The Unification Ministry is taking steps to donate money from the Inter-Korean Cooperation Fund to international NGOs seeking to control and prevent the disease in North Korea, government sources said Friday.
The Inter-Korean Exchange and Cooperation Promotion Council under the ministry is expected to deliberate and vote on the donation as early as next week, after a committee on the management of the inter-Korean cooperation fund completes its deliberations.
Once the council votes on the donation, the funds can be sent to the NGOs for diagnosis and control of the highly contagious disease in North Korea.
Dozens of wild boars in South Korea have been infected with the virus, mostly near the inter-Korean border, since the first confirmed case in September.
Unification Minister Kim Yeon-chul said during a parliamentary audit in October that the ministry plans to cooperate with NGOs interested in ASF control in North Korea if possible.

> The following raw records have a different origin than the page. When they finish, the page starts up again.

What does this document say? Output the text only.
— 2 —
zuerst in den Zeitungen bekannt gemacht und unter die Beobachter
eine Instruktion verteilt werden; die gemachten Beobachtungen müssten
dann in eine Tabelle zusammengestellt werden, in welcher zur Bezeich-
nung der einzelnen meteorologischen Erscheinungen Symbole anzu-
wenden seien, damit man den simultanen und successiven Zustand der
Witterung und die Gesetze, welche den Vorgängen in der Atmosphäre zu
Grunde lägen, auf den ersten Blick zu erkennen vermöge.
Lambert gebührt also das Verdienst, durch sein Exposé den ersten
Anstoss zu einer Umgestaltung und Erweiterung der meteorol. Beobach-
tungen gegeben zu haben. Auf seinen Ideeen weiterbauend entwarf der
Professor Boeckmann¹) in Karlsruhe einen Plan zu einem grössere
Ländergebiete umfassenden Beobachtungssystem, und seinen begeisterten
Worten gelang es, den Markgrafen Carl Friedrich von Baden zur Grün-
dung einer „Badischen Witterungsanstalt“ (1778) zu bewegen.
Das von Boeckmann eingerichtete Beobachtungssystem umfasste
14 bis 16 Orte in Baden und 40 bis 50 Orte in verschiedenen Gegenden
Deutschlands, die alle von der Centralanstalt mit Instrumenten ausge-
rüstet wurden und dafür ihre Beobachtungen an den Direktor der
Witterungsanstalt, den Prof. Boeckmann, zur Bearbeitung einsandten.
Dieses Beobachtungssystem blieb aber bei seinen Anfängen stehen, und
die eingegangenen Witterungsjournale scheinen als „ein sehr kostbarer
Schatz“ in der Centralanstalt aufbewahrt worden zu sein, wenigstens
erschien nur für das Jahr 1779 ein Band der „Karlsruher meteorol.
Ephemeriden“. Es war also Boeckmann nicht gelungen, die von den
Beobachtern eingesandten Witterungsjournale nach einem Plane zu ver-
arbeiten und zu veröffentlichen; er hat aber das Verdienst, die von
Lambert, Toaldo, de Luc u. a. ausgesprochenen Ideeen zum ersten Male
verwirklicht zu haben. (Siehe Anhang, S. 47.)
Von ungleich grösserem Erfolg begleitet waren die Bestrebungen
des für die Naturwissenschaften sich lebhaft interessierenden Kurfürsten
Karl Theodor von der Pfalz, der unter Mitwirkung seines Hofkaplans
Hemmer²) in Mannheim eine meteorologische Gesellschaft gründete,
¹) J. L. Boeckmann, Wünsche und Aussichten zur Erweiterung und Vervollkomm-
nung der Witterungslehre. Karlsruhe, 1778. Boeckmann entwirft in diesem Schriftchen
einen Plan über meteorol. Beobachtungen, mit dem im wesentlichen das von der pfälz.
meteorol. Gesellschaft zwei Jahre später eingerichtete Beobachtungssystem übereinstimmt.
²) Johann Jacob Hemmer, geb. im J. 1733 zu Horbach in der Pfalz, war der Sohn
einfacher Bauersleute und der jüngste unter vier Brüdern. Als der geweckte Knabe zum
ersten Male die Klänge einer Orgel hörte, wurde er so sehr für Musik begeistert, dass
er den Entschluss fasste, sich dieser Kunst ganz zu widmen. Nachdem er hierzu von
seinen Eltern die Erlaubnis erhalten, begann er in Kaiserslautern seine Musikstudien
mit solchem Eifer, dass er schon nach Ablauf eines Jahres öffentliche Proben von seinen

In late May, North Korea reported an outbreak of African swine fever at a farm in Jagang Province to the World Organization for Animal Health.
The country has remained silent on additional outbreaks since, and did not respond to South Korea’s repeated offers to work together to prevent the spread of the virus.
Considering the North’s poor disease control capabilities, the country is likely to have had difficulties in keeping the virus from spreading until recently.
The South’s National Intelligence Service said in a meeting of the parliamentary intelligence committee in September that there were signs the disease had spread across North Korea.
The Unification Ministry is cautious, however, given the strained state of inter-Korean relations.
“(The donation to NGOs) has not been finalized yet,” a ministry official said, declining to specify the amount of the donation.